The droplets that were under 50 micrometers in diameter could stay airborne for the longest distances, and some traveled far enough to reach the ceiling and contaminate ventilation systems, up to four to six meters (13 to 20 feet).

The researchers found that the volume of particles blown out by a cough ranged from one quarter of a liter to over 1 liter in females and was over a liter and a half in males. The clouds produced by sneezes were more dense than those made by coughs. The distance large droplets traveled was farther in a sneeze than a cough.

Dr. Bush explained that we can often see the droplets in a sneeze or a cough, but there is actually a cloud of gases that spread out much farther than the droplets we can see or feel.

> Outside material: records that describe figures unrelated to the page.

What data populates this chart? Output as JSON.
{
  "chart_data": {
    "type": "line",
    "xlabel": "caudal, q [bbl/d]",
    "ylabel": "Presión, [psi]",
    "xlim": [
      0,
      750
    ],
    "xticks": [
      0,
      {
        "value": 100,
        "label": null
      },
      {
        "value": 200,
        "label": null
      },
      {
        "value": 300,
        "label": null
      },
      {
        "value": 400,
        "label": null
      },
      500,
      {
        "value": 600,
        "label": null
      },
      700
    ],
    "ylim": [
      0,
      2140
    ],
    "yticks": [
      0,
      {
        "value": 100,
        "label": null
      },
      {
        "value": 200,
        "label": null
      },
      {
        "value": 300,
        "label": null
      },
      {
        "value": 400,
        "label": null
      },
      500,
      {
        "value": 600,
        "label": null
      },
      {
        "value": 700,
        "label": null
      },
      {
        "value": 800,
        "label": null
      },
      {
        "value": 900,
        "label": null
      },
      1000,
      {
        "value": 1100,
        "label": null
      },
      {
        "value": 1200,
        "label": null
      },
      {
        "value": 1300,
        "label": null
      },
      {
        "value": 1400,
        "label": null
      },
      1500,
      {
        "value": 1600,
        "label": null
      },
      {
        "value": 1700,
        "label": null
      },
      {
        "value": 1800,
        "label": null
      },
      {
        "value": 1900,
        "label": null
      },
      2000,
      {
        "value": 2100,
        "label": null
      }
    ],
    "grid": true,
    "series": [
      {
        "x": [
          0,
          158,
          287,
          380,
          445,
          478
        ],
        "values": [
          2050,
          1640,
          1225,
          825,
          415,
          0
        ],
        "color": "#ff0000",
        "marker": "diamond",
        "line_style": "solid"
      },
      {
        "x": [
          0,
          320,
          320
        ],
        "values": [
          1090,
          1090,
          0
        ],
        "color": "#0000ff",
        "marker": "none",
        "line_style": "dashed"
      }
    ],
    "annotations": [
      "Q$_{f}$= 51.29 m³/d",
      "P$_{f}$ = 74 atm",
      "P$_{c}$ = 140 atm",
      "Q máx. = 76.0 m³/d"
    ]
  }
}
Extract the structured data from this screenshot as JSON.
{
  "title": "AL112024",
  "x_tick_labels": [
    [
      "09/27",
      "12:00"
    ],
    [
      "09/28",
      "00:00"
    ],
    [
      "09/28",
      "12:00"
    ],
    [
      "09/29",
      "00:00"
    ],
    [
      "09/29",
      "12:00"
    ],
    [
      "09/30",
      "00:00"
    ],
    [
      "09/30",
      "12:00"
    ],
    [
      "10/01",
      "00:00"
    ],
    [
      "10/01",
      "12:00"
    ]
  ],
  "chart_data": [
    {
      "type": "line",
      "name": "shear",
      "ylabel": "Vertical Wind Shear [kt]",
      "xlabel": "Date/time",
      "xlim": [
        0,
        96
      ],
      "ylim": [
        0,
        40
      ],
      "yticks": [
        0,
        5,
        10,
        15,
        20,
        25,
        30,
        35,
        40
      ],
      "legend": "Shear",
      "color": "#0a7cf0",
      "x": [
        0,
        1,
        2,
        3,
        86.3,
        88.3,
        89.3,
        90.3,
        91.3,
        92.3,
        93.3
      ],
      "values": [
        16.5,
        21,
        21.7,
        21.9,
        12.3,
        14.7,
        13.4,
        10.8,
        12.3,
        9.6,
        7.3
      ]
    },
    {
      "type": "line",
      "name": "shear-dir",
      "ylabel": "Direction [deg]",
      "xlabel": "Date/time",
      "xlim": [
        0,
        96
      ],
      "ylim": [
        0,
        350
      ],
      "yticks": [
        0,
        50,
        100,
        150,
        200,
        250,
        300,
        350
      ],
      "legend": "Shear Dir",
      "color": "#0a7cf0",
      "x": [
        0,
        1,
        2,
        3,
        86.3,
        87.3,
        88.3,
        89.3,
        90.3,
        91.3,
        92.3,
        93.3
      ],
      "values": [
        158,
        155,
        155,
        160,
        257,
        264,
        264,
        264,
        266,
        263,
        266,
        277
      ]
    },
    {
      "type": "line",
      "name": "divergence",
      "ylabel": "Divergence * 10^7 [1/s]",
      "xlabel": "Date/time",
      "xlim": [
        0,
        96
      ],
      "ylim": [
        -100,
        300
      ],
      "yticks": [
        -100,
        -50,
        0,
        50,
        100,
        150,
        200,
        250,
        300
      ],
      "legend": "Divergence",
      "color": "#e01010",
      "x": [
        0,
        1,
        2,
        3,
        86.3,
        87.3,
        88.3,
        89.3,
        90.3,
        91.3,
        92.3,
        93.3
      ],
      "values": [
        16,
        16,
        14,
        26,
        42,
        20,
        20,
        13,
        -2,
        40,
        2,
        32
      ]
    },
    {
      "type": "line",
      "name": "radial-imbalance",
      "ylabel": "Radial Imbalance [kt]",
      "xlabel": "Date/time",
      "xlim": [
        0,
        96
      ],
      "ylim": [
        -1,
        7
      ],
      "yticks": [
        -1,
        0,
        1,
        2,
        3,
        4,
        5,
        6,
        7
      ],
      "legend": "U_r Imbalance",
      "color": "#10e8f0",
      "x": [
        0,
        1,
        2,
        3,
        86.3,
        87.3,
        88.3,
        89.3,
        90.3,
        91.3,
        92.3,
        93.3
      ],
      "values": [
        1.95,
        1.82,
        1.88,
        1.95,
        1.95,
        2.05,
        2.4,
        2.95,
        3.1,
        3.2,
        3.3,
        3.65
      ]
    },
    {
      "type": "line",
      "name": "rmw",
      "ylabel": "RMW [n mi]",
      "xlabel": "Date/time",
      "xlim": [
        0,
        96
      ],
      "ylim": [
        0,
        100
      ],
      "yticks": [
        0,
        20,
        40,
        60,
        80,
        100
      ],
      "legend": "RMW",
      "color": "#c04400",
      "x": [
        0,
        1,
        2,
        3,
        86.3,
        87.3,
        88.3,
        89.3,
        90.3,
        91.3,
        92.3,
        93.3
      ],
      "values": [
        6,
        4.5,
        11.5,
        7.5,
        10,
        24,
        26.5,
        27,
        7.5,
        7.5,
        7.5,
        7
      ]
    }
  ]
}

Talking about germs, the authors commented, "It would thus clearly remain suspended in a cough or sneeze cloud metres away from the cougher."

The MIT News Office's report on the research stated, “The tendency of these droplets to stay airborne, resuspended by gas clouds, means that ventilation systems may be more prone to transmitting potentially infectious particles than had been suspected.”

The reported continued, “With this in mind, architects and engineers may want to re-examine the design of workplaces and hospitals, or air circulation on airplanes, to reduce the chances of airborne pathogens being transmitted among people."

In response to this study's findings, Sylvia Suarez-Ponce, RN, infection control practitioner at Loyola University Health System commented, “Many think they are doing the best thing by sneezing into the crook of their arm, or covering their mouth with their hand when they cough.”

She recommended using a tissue for both coughing and sneezing. “Throw the soiled tissue away and then wash your hands really, really well,” she said.

The crook of your elbow is second best, and hand sanitizing gel can also be effective, but only if used as the manufacturer directs, Suarez-Ponce said.

The MIT team’s research was published in the April issue of the Journal of Fluid Mechanics.

The National Science Foundation provided funding for the research.